As citizens around the state--from Cecil County in the northeast to Allegany in the west--mobilized to battle any new toxic landfill in their own bailiwick, the site searchers zeroed in on their existing dump at Hawkins Point. By merely expanding its operation on state-owned land (which was already receiving Allied chrome), MES could skirt the siting board entirely.

"Many people are confused and frustrated seeing a process occur through what some people would call loopholes in the law," said John Menke, a siting board member from Montgomery County. "It can make a lot of people feel cynical about the law and the board feel frustrated. We put in a lot of work and here we are being bypassed."

But other officials saw in the MES dump not a loophole but a target of opportunity, a way to rapidly replace Maryland's only other operating hazardous waste landfill, on Solly Road in nearby Anne Arundel County. Residents there had succeeded in revoking the landfill's zoning and permits, and, although the issue is being litigated, the Solly Road dump is expected to close in May.

Starting a new dump could take two or three years, including a prolonged public process before the state siting board.
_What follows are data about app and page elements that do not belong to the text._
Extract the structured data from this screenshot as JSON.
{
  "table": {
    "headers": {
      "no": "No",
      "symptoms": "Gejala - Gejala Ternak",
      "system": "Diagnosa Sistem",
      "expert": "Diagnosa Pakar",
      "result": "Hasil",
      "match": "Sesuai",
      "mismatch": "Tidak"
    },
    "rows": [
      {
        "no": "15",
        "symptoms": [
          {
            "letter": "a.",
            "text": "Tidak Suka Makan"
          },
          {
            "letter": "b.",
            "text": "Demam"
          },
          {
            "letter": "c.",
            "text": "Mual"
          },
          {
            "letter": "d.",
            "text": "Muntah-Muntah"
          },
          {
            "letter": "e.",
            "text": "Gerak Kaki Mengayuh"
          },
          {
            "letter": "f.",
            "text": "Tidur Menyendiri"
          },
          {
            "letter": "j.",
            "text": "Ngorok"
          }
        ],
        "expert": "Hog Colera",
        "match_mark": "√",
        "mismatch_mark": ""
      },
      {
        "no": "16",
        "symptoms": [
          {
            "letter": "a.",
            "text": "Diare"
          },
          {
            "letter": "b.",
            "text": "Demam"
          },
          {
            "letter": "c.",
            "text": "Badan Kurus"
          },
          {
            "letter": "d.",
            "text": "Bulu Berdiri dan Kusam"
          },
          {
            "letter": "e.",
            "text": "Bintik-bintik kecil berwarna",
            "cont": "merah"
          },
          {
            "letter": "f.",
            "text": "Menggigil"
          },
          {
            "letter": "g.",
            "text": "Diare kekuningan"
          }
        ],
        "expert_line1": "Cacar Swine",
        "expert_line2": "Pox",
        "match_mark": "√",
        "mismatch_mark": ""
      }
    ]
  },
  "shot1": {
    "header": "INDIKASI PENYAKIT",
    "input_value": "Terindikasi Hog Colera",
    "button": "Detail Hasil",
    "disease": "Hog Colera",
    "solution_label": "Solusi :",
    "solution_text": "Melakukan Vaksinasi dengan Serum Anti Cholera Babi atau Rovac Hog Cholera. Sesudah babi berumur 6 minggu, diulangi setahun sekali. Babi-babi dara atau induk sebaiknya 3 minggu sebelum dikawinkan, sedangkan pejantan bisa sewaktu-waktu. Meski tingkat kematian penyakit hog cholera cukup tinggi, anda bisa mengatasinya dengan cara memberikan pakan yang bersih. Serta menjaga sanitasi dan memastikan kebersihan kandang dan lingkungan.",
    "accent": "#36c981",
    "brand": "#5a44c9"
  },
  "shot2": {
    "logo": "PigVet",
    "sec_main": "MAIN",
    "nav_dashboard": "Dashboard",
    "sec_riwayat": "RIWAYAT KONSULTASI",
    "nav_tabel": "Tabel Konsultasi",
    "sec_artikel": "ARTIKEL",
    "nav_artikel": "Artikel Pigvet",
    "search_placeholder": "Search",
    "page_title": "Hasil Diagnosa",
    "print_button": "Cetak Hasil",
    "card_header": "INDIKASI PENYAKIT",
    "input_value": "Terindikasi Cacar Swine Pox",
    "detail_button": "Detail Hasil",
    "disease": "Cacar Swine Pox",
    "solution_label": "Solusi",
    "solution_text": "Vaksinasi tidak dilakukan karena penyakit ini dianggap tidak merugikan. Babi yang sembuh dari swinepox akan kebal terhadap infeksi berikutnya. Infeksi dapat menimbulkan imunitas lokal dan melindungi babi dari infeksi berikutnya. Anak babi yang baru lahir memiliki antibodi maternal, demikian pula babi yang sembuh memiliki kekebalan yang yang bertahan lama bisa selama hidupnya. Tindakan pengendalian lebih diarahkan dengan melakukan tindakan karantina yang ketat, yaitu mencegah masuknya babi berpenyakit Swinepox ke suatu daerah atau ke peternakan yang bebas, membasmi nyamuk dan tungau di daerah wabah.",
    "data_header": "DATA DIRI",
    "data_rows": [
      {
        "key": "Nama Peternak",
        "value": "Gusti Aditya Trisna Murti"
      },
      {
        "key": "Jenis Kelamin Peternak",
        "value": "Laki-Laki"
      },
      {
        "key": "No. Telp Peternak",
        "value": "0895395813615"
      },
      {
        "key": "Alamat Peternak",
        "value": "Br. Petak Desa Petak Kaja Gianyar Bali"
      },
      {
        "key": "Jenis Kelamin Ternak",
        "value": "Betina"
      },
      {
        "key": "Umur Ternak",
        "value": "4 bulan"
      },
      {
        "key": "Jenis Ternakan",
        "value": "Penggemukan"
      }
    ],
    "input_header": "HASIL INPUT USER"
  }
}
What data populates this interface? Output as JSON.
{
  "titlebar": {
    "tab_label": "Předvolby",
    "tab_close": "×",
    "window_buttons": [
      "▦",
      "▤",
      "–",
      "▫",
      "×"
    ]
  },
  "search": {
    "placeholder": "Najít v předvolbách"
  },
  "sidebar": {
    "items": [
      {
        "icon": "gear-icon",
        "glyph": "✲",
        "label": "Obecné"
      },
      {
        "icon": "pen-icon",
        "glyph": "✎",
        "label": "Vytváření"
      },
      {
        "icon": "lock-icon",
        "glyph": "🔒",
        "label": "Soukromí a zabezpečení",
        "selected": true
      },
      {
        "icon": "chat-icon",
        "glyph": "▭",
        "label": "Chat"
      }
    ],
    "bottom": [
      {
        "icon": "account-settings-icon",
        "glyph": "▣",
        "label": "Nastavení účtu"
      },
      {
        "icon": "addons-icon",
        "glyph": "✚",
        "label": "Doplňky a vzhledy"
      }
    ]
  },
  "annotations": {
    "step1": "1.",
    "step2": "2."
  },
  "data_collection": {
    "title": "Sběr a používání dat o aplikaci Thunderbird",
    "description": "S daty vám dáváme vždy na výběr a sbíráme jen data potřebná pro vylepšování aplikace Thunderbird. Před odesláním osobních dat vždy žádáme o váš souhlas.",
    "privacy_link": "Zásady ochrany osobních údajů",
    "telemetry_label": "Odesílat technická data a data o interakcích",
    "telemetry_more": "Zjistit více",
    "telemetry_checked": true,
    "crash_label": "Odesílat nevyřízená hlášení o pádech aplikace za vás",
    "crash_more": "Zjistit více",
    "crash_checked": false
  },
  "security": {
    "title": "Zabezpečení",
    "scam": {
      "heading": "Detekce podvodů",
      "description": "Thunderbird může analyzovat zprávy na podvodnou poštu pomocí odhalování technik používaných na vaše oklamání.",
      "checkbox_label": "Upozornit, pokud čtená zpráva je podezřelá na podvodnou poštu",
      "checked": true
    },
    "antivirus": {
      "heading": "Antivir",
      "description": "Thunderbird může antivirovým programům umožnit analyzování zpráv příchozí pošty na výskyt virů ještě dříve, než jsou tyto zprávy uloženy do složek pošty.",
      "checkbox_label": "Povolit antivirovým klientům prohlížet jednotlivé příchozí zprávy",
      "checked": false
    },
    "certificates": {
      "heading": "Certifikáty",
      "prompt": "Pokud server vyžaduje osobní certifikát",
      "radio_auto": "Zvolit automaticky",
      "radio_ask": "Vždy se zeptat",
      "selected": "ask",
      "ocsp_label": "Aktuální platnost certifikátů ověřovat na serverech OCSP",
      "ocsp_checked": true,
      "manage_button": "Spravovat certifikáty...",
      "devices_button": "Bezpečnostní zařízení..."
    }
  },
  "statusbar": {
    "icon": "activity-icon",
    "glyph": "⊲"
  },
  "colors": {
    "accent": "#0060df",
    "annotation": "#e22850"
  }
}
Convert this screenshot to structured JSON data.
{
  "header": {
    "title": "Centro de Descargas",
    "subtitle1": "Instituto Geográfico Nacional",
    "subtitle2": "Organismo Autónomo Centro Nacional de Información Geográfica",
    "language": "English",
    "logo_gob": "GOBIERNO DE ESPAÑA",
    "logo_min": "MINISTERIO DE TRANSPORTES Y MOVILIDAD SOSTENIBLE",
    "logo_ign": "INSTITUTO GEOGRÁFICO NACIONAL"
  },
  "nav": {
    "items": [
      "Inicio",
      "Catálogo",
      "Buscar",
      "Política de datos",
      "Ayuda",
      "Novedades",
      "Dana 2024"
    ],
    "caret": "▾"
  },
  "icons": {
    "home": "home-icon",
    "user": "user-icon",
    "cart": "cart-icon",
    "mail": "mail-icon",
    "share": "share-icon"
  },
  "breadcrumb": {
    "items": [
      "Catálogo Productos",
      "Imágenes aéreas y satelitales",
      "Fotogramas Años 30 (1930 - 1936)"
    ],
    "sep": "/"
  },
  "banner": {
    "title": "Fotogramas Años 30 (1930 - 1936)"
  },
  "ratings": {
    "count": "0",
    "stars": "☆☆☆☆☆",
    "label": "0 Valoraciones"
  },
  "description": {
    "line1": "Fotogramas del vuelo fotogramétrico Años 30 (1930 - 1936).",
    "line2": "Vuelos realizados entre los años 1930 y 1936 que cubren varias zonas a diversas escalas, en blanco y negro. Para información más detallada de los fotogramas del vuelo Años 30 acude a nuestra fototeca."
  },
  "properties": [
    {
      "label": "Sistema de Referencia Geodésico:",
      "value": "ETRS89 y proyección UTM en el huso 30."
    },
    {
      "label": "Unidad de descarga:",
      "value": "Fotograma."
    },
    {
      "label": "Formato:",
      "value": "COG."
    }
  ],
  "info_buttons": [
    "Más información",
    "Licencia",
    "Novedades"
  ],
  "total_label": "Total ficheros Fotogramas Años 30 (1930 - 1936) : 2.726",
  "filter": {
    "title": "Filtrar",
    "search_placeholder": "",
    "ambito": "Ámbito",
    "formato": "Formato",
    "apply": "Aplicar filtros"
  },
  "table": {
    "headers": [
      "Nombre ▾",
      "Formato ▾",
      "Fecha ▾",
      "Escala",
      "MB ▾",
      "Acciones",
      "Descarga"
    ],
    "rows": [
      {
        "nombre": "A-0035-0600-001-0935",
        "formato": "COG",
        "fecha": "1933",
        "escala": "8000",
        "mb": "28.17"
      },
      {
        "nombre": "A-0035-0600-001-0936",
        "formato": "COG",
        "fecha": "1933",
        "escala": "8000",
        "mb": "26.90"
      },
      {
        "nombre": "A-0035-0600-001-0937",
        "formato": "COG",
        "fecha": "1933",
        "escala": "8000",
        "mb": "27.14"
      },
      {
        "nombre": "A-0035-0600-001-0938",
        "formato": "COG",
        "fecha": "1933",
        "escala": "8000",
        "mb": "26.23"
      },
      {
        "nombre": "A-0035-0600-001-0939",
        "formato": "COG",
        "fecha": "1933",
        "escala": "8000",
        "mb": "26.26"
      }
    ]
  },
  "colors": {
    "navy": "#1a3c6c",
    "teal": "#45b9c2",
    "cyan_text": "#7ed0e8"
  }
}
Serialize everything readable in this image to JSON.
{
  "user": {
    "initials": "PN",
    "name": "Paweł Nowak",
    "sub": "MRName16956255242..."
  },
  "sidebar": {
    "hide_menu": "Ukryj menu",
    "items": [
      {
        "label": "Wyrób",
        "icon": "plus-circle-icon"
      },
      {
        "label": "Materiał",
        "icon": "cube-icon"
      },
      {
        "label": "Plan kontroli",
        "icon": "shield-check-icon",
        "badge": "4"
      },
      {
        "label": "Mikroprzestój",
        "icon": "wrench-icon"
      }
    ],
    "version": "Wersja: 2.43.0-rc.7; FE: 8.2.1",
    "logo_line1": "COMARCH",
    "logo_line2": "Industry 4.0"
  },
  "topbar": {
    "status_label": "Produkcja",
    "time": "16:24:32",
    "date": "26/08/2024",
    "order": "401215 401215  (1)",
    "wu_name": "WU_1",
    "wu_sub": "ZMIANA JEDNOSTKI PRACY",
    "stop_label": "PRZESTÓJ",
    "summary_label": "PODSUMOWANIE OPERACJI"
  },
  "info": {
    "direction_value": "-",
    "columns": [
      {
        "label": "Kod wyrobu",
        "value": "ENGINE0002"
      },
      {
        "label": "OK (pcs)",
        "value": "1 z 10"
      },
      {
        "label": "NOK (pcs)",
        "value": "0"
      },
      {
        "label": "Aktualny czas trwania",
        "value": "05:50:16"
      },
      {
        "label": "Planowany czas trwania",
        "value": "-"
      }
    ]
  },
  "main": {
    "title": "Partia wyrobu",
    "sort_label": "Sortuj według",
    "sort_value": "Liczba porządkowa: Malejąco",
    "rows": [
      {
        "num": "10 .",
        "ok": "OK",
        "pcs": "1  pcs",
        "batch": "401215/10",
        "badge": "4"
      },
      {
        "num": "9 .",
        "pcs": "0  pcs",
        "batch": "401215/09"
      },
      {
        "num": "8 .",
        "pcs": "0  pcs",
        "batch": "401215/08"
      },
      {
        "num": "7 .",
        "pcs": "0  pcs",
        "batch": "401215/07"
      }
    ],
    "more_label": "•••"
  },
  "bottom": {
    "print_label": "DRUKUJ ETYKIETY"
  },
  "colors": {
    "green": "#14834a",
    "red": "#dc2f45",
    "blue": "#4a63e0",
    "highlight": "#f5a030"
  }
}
Hawkins Point, however, was already open for business.

Although state officials say they had pretty much picked Hawkins Point as their preferred site by September, the residents only learned about it in November--from newspapers.

"I was disgusted," said Regina Darden. "The state didn't even think enough of us to get in touch with us. This is the little forgotten spot of Baltimore."

The Hawkins Pointers joined with other threatened communities in the Maryland Waste Coalition, and they learned about the law and about chemical carcinogens and about politics. They even retained a savvy, young environmental lawyer from Silver Spring whom they heard at a seminar on how to combat hazardous waste.

On Jan. 12, they presented 22 written questions to Thomas McKewen, director of the Maryland Environmental Service. Two months later, McKewen and an array of high-priced technical talent came to the little church on the hill.

The officials said they thought they were there to make a formal presentation on the design of the landfill. The people would hear none of it. What they wanted instead were answers to their questions, and they came away mostly dissatisfied. " 'Trust us,' that's their favorite word," scoffed Vernon Thomas. But there was no trust in the room.

They had talked about selling out before, in the early stages, and a vote had been taken. Just a bare majority favored it then. It was one of the few times in memory, the people said, they had disagreed deeply over anything. Despite the pollution, it is still quiet and crime-free, and there are even roosters and hens to be found in Hawkins Point.

"Where else can you go to find a neighborhood like this?" Thomas said. "Who wants to leave paradise?"

But as the reality sank in, so did what may be the only alternative to a long, protracted lawsuit they could win or lose. "The game's just about over," said Thomas. "You're in the last inning and there aren't too many at bats left."

So they voted again Thursday, and this time, although there were some tears, there was no audible dissent. Heads drooped as Mongure Ali, their civic association president, announced the result. "We go our separate ways," said Regina Darden. "That's the hard part."